Roberta Parigiani , advogada e porta-voz do Movimento de Identidade Trans (MIT), enfatizou que os bloqueadores são frequentemente usados justamente para
suspender o processo puberal , permitindo que os jovens reflitam sobre sua identidade de gênero
antes de tomarem decisões finais . Segundo Parigiani, vincular o acesso a esses medicamentos a um diagnóstico formal pode aumentar o sofrimento de menores em uma idade já sensível. Além disso, equiparar bloqueadores e hormônios, que têm usos e finalidades diferentes, pode criar confusão nos caminhos clínicos e limitar o acesso até mesmo aos tratamentos mais adequados para aqueles que já têm uma compreensão clara de sua identidade.
Críticas severas também vieram de
Christian Leonardo Cristalli, chefe nacional de políticas transgênero da
Arcigay , que chamou o registro de
"um sistema de arquivamento de fato". Cristalli expressou preocupação com o crescente clima de suspeita e o risco de que a medida
possa corroer a relação de confiança entre médico e paciente , medicalizando e patologizando uma condição que já causa significativo sofrimento social. Segundo Cristalli, o sistema de autorização introduzido pelo projeto de lei pode levar a
atrasos prejudiciais no tratamento e agravar as condições psicológicas de quem vive com
disforia de gênero , com possíveis efeitos colaterais como ansiedade, depressão, transtornos alimentares e automutilação.

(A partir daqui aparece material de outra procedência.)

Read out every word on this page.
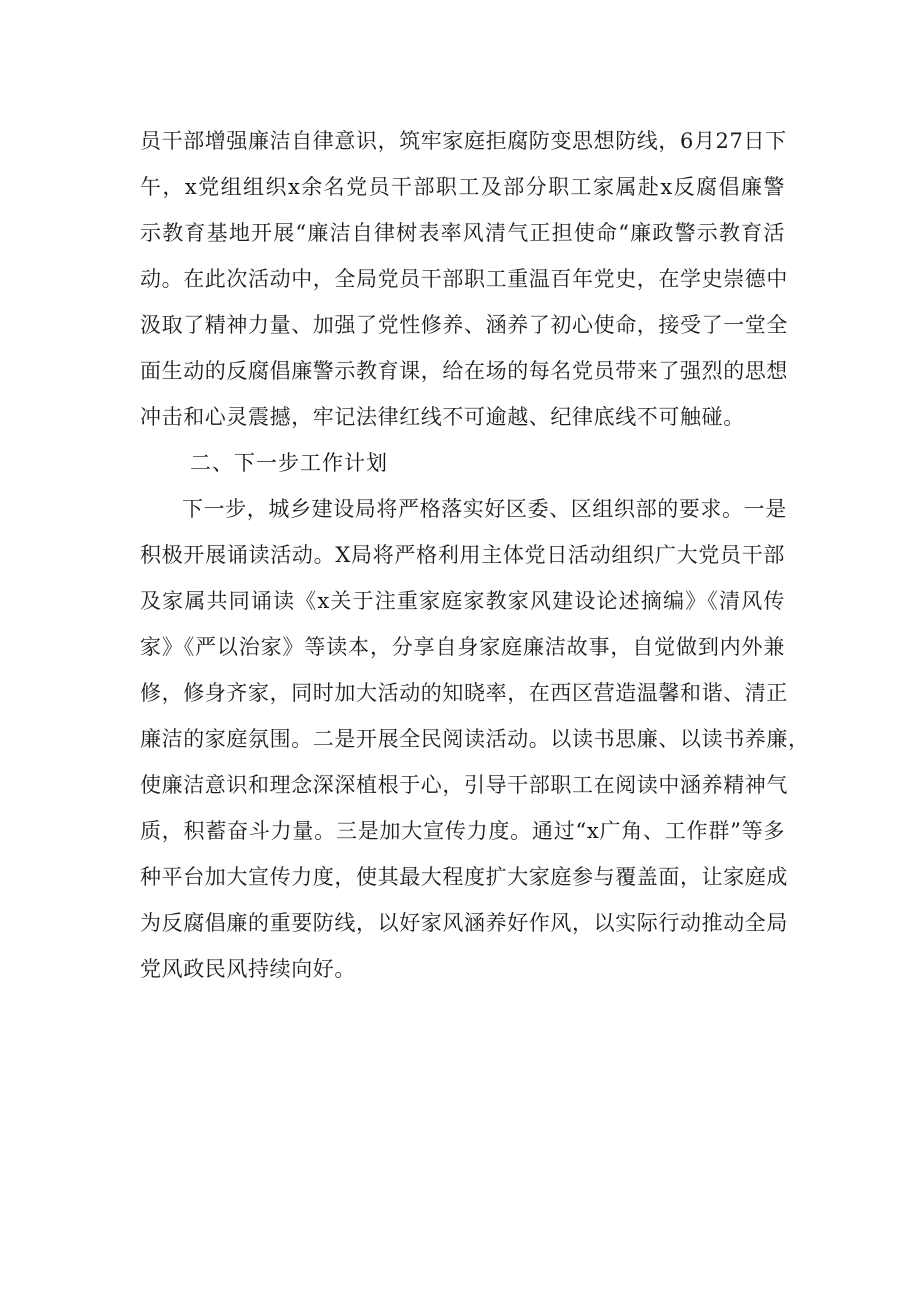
员干部增强廉洁自律意识，筑牢家庭拒腐防变思想防线，6月27日下
午，x党组组织x余名党员干部职工及部分职工家属赴x反腐倡廉警
示教育基地开展“廉洁自律树表率风清气正担使命“廉政警示教育活
动。在此次活动中，全局党员干部职工重温百年党史，在学史崇德中
汲取了精神力量、加强了党性修养、涵养了初心使命，接受了一堂全
面生动的反腐倡廉警示教育课，给在场的每名党员带来了强烈的思想
冲击和心灵震撼，牢记法律红线不可逾越、纪律底线不可触碰。
二、下一步工作计划
下一步，城乡建设局将严格落实好区委、区组织部的要求。一是
积极开展诵读活动。X局将严格利用主体党日活动组织广大党员干部
及家属共同诵读《x关于注重家庭家教家风建设论述摘编》《清风传
家》《严以治家》等读本，分享自身家庭廉洁故事，自觉做到内外兼
修，修身齐家，同时加大活动的知晓率，在西区营造温馨和谐、清正
廉洁的家庭氛围。二是开展全民阅读活动。以读书思廉、以读书养廉，
使廉洁意识和理念深深植根于心，引导干部职工在阅读中涵养精神气
质，积蓄奋斗力量。三是加大宣传力度。通过“x广角、工作群”等多
种平台加大宣传力度，使其最大程度扩大家庭参与覆盖面，让家庭成
为反腐倡廉的重要防线，以好家风涵养好作风，以实际行动推动全局
党风政民风持续向好。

O que vai acontecer agora A aprovação do projeto de lei pelo Conselho de Ministros representa apenas o primeiro passo no processo legal : o projeto de lei deve agora ser debatido no Parlamento e pode ser sujeito a alterações. Até a aprovação final, as novas regras não entrarão em vigor, mas a sua estrutura já sugere uma direção clara: maior controlo estatal sobre os processos de afirmação de género de menores , com profundas implicações tanto clínicas como culturais.
Para além dos aspectos técnicos, o debate suscitado pelo projeto de lei abrange questões mais amplas relacionadas ao reconhecimento da identidade de gênero, à liberdade terapêutica, à laicidade do Estado e ao direito de menores a cuidados personalizados. Críticos argumentam que a nova legislação não oferece proteção real, mas sim um mecanismo de vigilância que tende a desencorajar, em vez de apoiar, os processos de transição. Os defensores, no entanto, argumentam que se trata de uma medida de precaução necessária, baseada na proteção dos mais vulneráveis, enquanto a ciência fornece respostas mais robustas e inequívocas.
O certo é que a medida inaugura uma nova era na abordagem italiana à
disforia de gênero em menores. Esta fase promete ser
controversa , complexa e repleta de implicações jurídicas, éticas e científicas. Em seu cerne, permanece
o delicado equilíbrio entre assistência médica, autodeterminação e responsabilidade institucional . Um equilíbrio que, para muitos, ainda parece longe de ser alcançado.